Machtlos gegen das Grenzchaos
Analyse. Noch nie hat die EU-Kommission ein Verfahren gegen einen Mitgliedstaat wegen dessen Grenzkontrollen eröffnet. Sie wird es in der Pandemie erst recht nicht tun.
Brüssel. Die Beamtin der Europäischen Kommission war sichtlich überrascht, als sie am Dienstag die Frage der „Presse“vernahm: Hat die Kommission als Hüterin der Verträge jemals ein Vertragsverletzungsverfahren gegen einen Mitgliedstaat eröffnet, weil dieser Grenzkontrollen oder gar -schließungen ohne Rücksicht auf das geltende Unionsrecht eingeführt hatte? „Nein, das haben wir nicht, so weit ich das im Überblick habe“, lautete ihre Antwort.

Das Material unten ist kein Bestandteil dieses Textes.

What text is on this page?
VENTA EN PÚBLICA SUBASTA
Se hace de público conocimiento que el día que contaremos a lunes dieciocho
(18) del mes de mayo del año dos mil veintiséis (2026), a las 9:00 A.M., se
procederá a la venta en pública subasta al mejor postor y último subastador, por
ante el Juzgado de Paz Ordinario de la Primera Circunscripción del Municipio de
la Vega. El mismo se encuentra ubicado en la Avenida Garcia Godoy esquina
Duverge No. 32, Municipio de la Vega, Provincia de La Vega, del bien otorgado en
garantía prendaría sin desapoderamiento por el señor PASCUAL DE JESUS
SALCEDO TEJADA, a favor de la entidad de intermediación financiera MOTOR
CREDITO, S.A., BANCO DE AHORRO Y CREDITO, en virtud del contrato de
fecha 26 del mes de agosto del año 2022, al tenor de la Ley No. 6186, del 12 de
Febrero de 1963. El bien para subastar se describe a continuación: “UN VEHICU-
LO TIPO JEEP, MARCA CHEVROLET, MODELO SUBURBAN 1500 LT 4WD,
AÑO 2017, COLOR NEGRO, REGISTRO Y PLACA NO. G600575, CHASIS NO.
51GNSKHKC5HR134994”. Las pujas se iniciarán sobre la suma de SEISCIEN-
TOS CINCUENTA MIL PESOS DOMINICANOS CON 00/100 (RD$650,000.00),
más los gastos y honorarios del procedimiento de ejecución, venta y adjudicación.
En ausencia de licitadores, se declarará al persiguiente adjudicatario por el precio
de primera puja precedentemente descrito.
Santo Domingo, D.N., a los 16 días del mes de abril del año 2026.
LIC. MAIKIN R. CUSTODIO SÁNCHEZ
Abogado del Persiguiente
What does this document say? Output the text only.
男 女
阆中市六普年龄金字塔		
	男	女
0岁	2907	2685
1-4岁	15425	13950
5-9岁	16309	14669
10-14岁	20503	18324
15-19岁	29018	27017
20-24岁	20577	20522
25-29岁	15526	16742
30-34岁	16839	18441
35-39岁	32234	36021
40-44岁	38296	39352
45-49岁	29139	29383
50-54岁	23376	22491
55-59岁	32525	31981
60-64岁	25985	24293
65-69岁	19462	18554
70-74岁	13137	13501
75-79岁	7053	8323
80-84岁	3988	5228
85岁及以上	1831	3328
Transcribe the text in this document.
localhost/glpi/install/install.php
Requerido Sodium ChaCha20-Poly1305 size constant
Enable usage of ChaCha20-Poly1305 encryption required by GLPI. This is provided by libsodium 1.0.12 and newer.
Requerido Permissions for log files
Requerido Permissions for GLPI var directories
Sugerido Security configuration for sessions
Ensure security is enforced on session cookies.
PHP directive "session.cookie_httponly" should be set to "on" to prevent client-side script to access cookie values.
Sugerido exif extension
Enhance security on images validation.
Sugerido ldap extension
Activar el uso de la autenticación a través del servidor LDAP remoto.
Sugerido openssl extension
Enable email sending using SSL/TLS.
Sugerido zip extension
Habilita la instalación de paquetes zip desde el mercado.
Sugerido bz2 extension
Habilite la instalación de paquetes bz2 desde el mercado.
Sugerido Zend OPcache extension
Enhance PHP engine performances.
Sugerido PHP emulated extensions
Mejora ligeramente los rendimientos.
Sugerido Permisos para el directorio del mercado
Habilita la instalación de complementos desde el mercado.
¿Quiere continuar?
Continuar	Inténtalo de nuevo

Damit lassen sich all die wortreichen Debatten und Klagen darüber, wieso Brüssel den willkürlich anmutenden Grenzsperren von bisher zehn Mitgliedstaaten nicht Einhalt gebietet, rasch beenden. Die Kommission hat es bisher noch nicht gewagt, gegen eine nationale Regierung, welche die detaillierten Voraussetzungen für vorübergehende Aufhebungen der Schengenfreiheit missachtet, ihr schwerstes Geschütz aufzufahren.
Aus zwei Gründen wird sie das mitten in der Pandemie erst recht nicht tun. Der erste ist pragmatisch. Die Drohung, einen Mitgliedstaat vor den Gerichtshof der EU in Luxemburg zu zitieren, ist angesichts der Dauer von Vertragsverletzungsverfahren wirkungslos. Von der Eröffnung bis, im Extremfall, zum Abschluss durch ein Urteil des Gerichtshofes vergehen Jahre. Diese Zeit hat weder die Kommission noch die Union in ihrer Gesamtheit. Es wäre ein nutzloses Unterfangen, das bloß zur Verschlechterung der ohnehin gespannten Stimmung zwischen Brüssel und einigen Mitgliedstaaten führen würde.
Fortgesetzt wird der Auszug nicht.